サイエンス誌の編集者は,1989年3月10日号にこう書いています。「一般の人々は,動物を用いた研究が他の動物の益にもなっていることを知るべきである。事実,幾百万頭もの牛を苦しませながらじわじわと殺すウイルスによる牛疫と闘うためのワクチンは,動物実験によって開発された。このワクチンは現在,世界保健機関によってアフリカの何百万頭もの牛に接種されている」。
聖書的な見方
エホバ神は,ノアの日の地球的な大洪水のすぐ後に,ノアとノアの子孫に対して次の布告を出されました。ノアの子孫にはわたしたちの世代も含まれます。「生きている動く生き物はすべてあなた方のための食物としてよい。緑の草木の場合のように,わたしはそれを皆あなた方に確かに与える。ただし,その魂つまりその血を伴う肉を食べてはならない」。(創世記 9:1,3,4)動物の皮は衣服として用いることもできました。それは,人間が神から与えられた,動物界に対する支配権を乱用することではありません。―創世記 3:21。

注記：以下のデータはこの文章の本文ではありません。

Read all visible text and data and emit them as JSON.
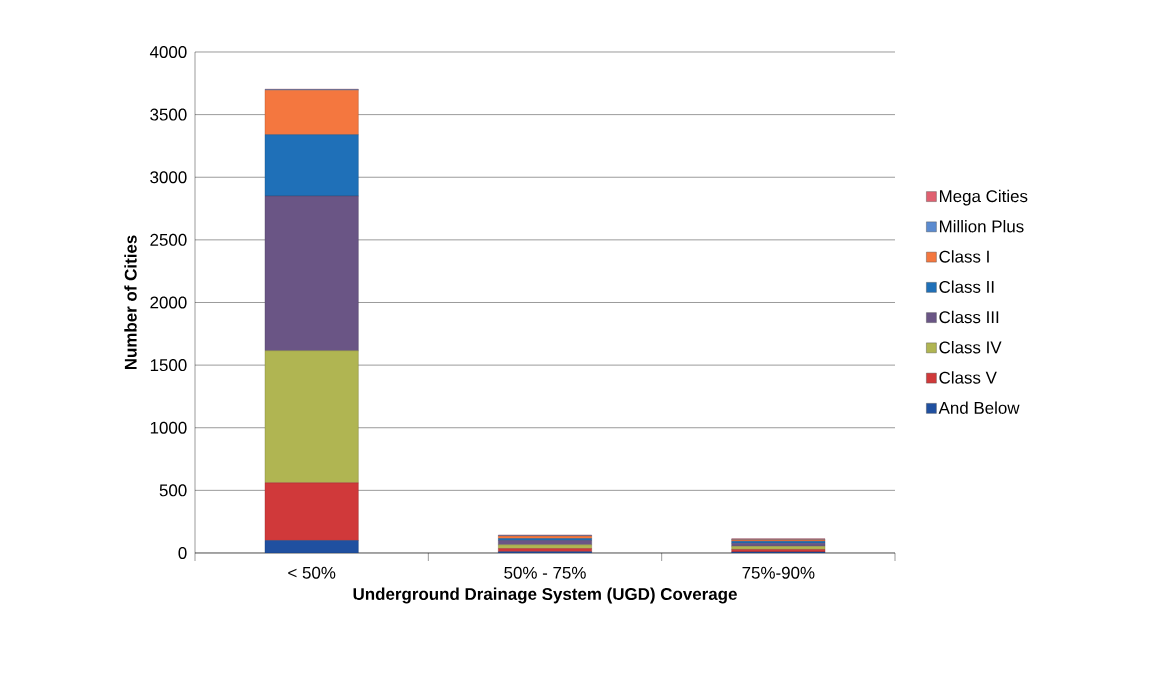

『人々の命を支えるために動物を食物として用いることが許されているのであれば,命を救う医学実験に動物を使うのは妥当と思われます。しかしそれは,往々にして無価値で,単なる繰り返しに過ぎない,激しい苦痛を与える実験を無制限に行なっても良いということではありません』と,「目ざめよ!」誌,1980年9月22日号には書かれています。確かに,聖書的な観点からすれば,動物に対する無慈悲で残酷な行為は正当化できません。―出エジプト記 23:4,5,12。申命記 25:4。箴言 12:10。

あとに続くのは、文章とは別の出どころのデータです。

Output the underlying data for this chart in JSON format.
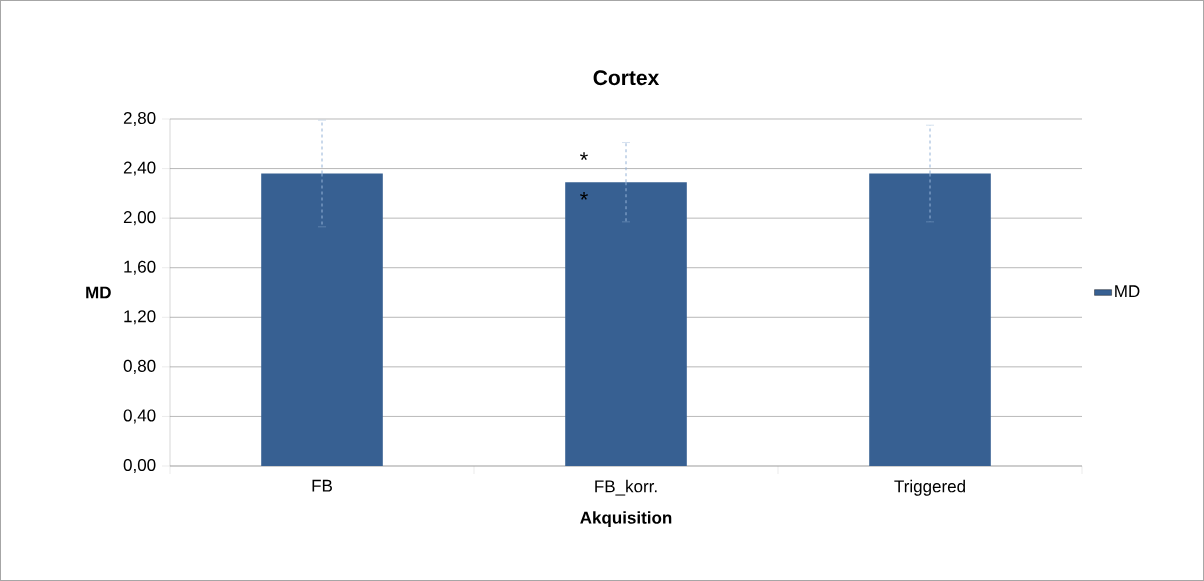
{
  "chart_data": {
    "type": "bar",
    "title": "Cortex",
    "xlabel": "Akquisition",
    "ylabel": "MD",
    "categories": [
      "FB",
      "FB_korr.",
      "Triggered"
    ],
    "series": [
      {
        "name": "MD",
        "color": "#376092",
        "values": [
          2.36,
          2.29,
          2.36
        ],
        "errors": [
          0.43,
          0.32,
          0.39
        ]
      }
    ],
    "ylim": [
      0,
      2.8
    ],
    "yticks": [
      {
        "value": 0,
        "label": "0,00"
      },
      {
        "value": 0.4,
        "label": "0,40"
      },
      {
        "value": 0.8,
        "label": "0,80"
      },
      {
        "value": 1.2,
        "label": "1,20"
      },
      {
        "value": 1.6,
        "label": "1,60"
      },
      {
        "value": 2.0,
        "label": "2,00"
      },
      {
        "value": 2.4,
        "label": "2,40"
      },
      {
        "value": 2.8,
        "label": "2,80"
      }
    ],
    "grid": "y",
    "legend": "right",
    "annotations": [
      {
        "text": "*",
        "x": "FB_korr.",
        "y": 2.47
      },
      {
        "text": "*",
        "x": "FB_korr.",
        "y": 2.15
      }
    ]
  }
}
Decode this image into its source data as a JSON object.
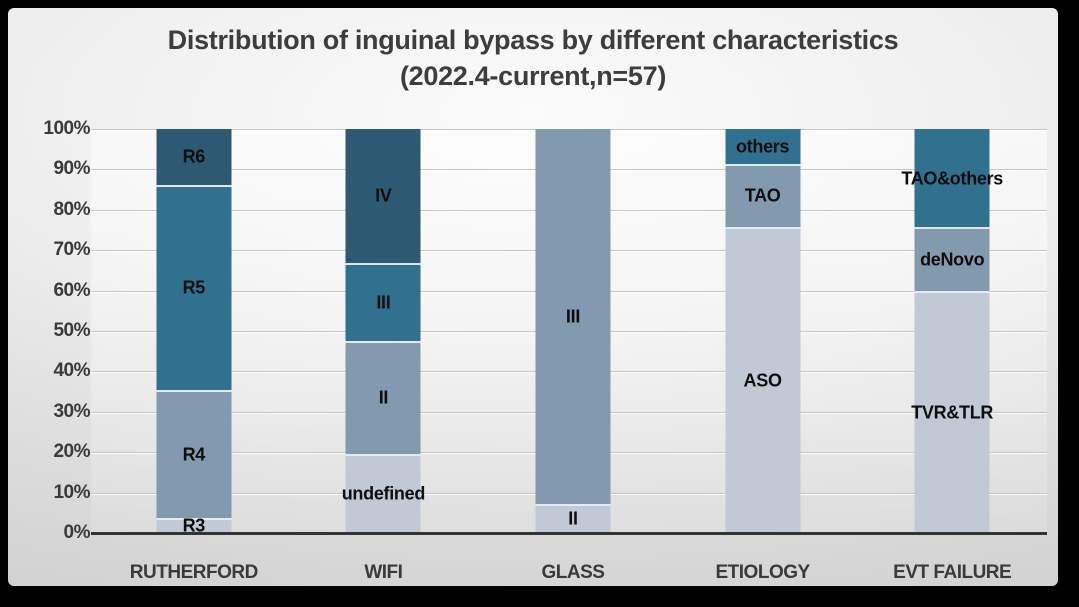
{
  "chart_data": {
    "type": "bar",
    "stacked": true,
    "percent_axis": true,
    "title": "Distribution of inguinal bypass by different characteristics",
    "subtitle": "(2022.4-current,n=57)",
    "legend": "none",
    "grid": true,
    "y_axis": {
      "min": 0,
      "max": 100,
      "step": 10,
      "tick_labels_top_to_bottom": [
        "100%",
        "90%",
        "80%",
        "70%",
        "60%",
        "50%",
        "40%",
        "30%",
        "20%",
        "10%",
        "0%"
      ]
    },
    "categories": [
      "RUTHERFORD",
      "WIFI",
      "GLASS",
      "ETIOLOGY",
      "EVT FAILURE"
    ],
    "palette": {
      "dark": "#2D5A72",
      "teal": "#31708E",
      "gray": "#8399AE",
      "light": "#C0C9D5"
    },
    "bars": [
      {
        "category": "RUTHERFORD",
        "segments_bottom_to_top": [
          {
            "label": "R3",
            "value": 3.5,
            "color": "light"
          },
          {
            "label": "R4",
            "value": 31.6,
            "color": "gray"
          },
          {
            "label": "R5",
            "value": 50.9,
            "color": "teal"
          },
          {
            "label": "R6",
            "value": 14.0,
            "color": "dark"
          }
        ]
      },
      {
        "category": "WIFI",
        "segments_bottom_to_top": [
          {
            "label": "undefined",
            "value": 19.3,
            "color": "light"
          },
          {
            "label": "II",
            "value": 28.1,
            "color": "gray"
          },
          {
            "label": "III",
            "value": 19.3,
            "color": "teal"
          },
          {
            "label": "IV",
            "value": 33.3,
            "color": "dark"
          }
        ]
      },
      {
        "category": "GLASS",
        "segments_bottom_to_top": [
          {
            "label": "II",
            "value": 7.0,
            "color": "light"
          },
          {
            "label": "III",
            "value": 93.0,
            "color": "gray"
          }
        ]
      },
      {
        "category": "ETIOLOGY",
        "segments_bottom_to_top": [
          {
            "label": "ASO",
            "value": 75.4,
            "color": "light"
          },
          {
            "label": "TAO",
            "value": 15.8,
            "color": "gray"
          },
          {
            "label": "others",
            "value": 8.8,
            "color": "teal"
          }
        ]
      },
      {
        "category": "EVT FAILURE",
        "segments_bottom_to_top": [
          {
            "label": "TVR&TLR",
            "value": 59.6,
            "color": "light"
          },
          {
            "label": "deNovo",
            "value": 15.8,
            "color": "gray"
          },
          {
            "label": "TAO&others",
            "value": 24.6,
            "color": "teal"
          }
        ]
      }
    ]
  }
}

医師や科学者たちの中には,動物実験に反対する人たちの急進的な運動から幾らかの良い結果がもたらされたことを認めている人も少なくありません。ある科学者は,「動物愛護運動の非常に多くの主張は,極端なものではあるが正しい」と言いました。アメリカの科学者,ジェレミー・J・ストーンは,「動物の命と苦しみは確かに考慮しなければならない事柄だ」と言明しました。英国の生理学者,D・H・スミス博士は,「幾らかの知識を得るのに,余りにも高い代償が支払われている場合がある」ことを認めました。米国立衛生研究所のJ・B・ウィンガーデン博士は,「我々は,研究を動物の苦痛の少ないものにし,動物に十分の配慮を示し,実験に使う動物の数を減らしてほしいという願いに同意する」と述べました。それで,ある動物愛護運動家は,「かつては動物を用いること,またそれについては何も考えないというのが男らしいことのようにみなされていたが,今では,代替手段を考えるのが当然とされている」と述べました。

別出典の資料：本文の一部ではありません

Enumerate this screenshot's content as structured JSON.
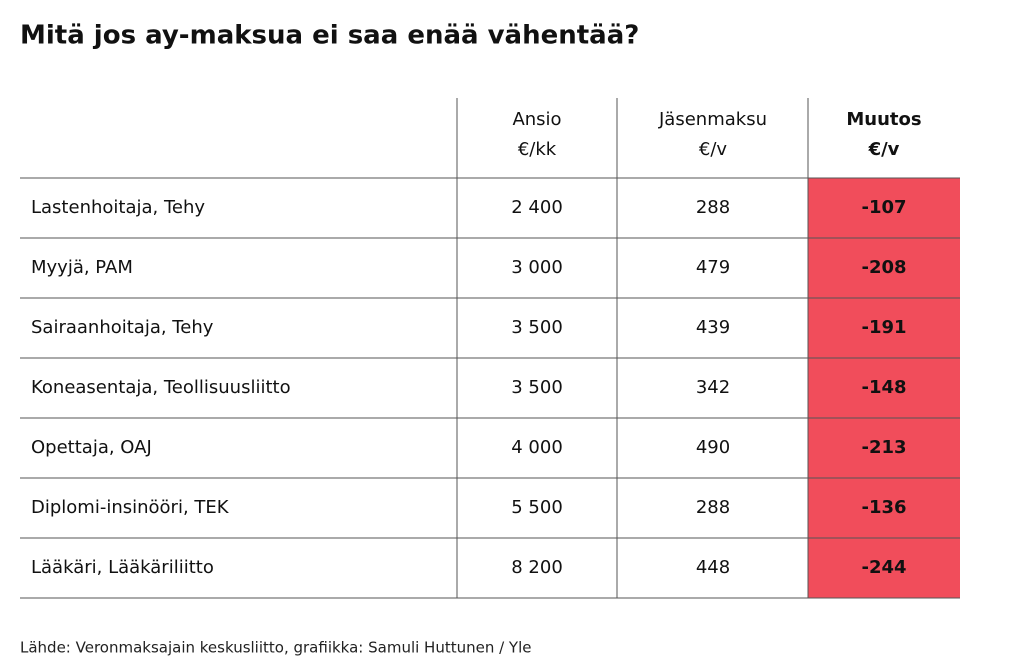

「代替手段」がキーワードです。科学者たちは,研究に動物を全く用いないというところまではゆかないものの,可能なところでは絶えず代替手段を探していることを認めています。例えば,人の妊娠を確かめるためにウサギが用いられることはもはやありません。今では化学的な手法が用いられます。結核菌を分離するためにモルモットが用いられることもありません。培養法が用いられるようになったので,さもなくば死んでいたはずのそれらの動物の命が救われています。そのほか,ある種のハツカネズミを使って行なわれていたテストに代わって組織培養法が用いられるようになっています。また,苦痛の伴うドレイズ・テストの実験台にされていた多くのウサギも,テスト面として鶏卵の細胞膜が代わりに用いられることによって難を免れるかもしれません。動物の苦しみに敏感な人々は,もっと多くの代替手段が見いだされること,それもすぐに見いだされることを望んでいるに違いありません。
しかし,動物実験に代わる最もすばらしいものは,真のクリスチャンが祈り求めてきたあの待望の地上の楽園です。愛ある創造者エホバ神は,あらゆる病気と死そのものを永久になくすことを約束しておられます。神の約束しておられる新しい世では,人と動物は互いに平和な関係を永久に保ち,彼らを恐れさせるものは何もないのです。病気がないので動物実験の必要もありません。残酷な行為は過去のものになるのです。―イザヤ 25:8; 33:24; 65:25。マタイ 6:9,10。